Многие из авторов, писавших о метампсихозе, посвящали много времени и труда, и приводили много доводов в доказательство разумности этой доктрины с чисто спекулятивной, философской или метафизической точки зрения. Мы допускаем, что подобные усилия рационалистического объяснения метампсихоза, заслуживают одобрения по той причине, что многие убеждаются сперва в истинности той доктрины таким путем. Однако, мы сознаем, что человек должен
Некоторые люди имели исключительные переживания, которые можно объяснить только гипотезой метампсихоза. Кто не испытывал сознания того, что он чувствовал то же самое раньше, что он думал о том же когда-то в неясном прошлом? Кто не был свидетелем новых сцен, которые казались ему очень старыми? Кто не встречал впервые лиц, присутствие которых будило в нем память о далеком, далеком прошлом? Кого не охватывало временами сознание глубокой старости души? Кто не слыхал музыки, подчас совершенно новой, которая почему-то пробуждала воспоминания о подобных же настроениях, сценах, лицах, голосах, странах, совпадениях обстоятельств и событиях, неясно звучащих на струнах памяти, когда над ними носится дыхание гармонии? Кто не всматривался в старую картину или статую с чувством, что он видел их раньше? Кто не переживал событий, которые вызывали в нем уверенность в том, что они являются просто повторением каких-то туманных случайностей, бывших когда-то в неизвестном прошлом? Кто не испытывал на расстоянии влияния гор, моря, пустыни настолько жизненно, что настоящая обстановка как бы погружалась в относительную нереальность? У кого не было таких переживаний?
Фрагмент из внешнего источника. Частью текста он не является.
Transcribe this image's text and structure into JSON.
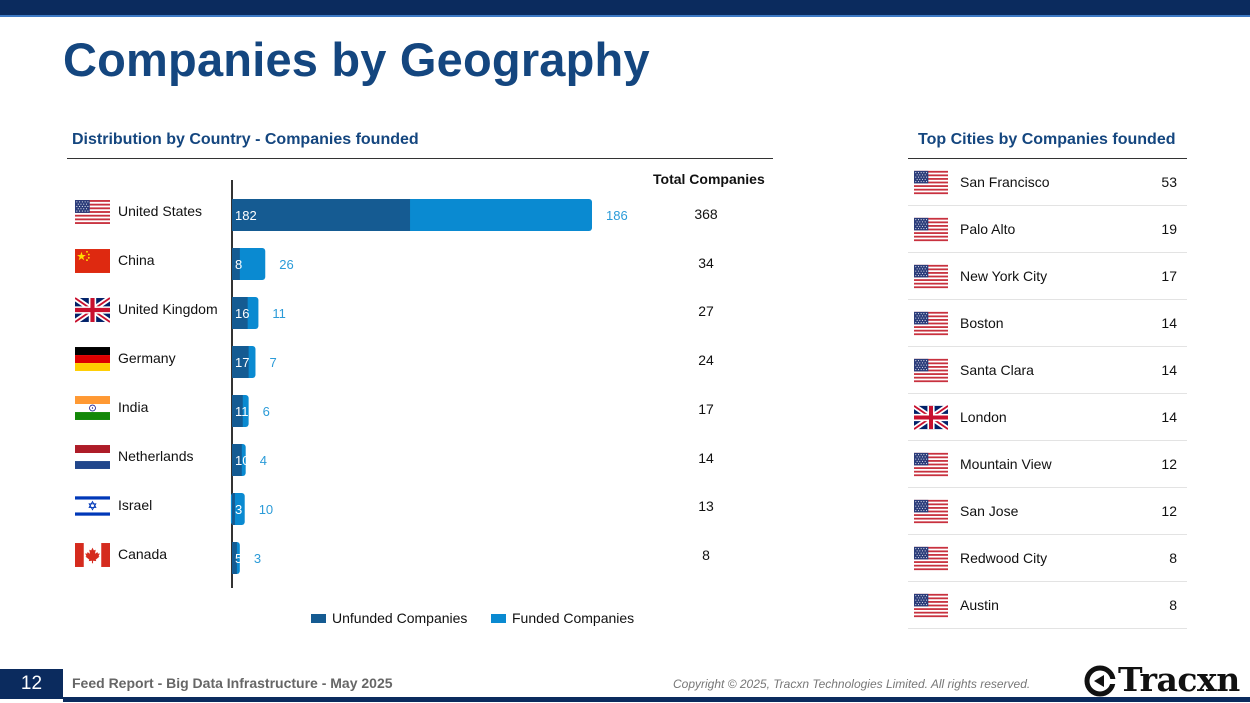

Писатели, поэты и другие люди, которые несут вести миру, свидетельствуют о таких вещах и почти все, слышащие эту весть, признают в ней нечто, имеющее соотношение к их собственной жизни. Вальтер Скотт рассказывает в своих записках:
"Я не уверен в том, стоит ли записывать, что вчера, во время обеда, меня упорно преследовала мысль о том, что можно бы назвать "предсуществованием", т.е. смутное сознание, что ничто случившееся не было сказано впервые, что те же темы обсуждались и те же лица высказывали о них те же мнения. Ощущение это было настолько сильно, что походило на то, что называется миражем в пустыне, или на то, что испытывается в бреду".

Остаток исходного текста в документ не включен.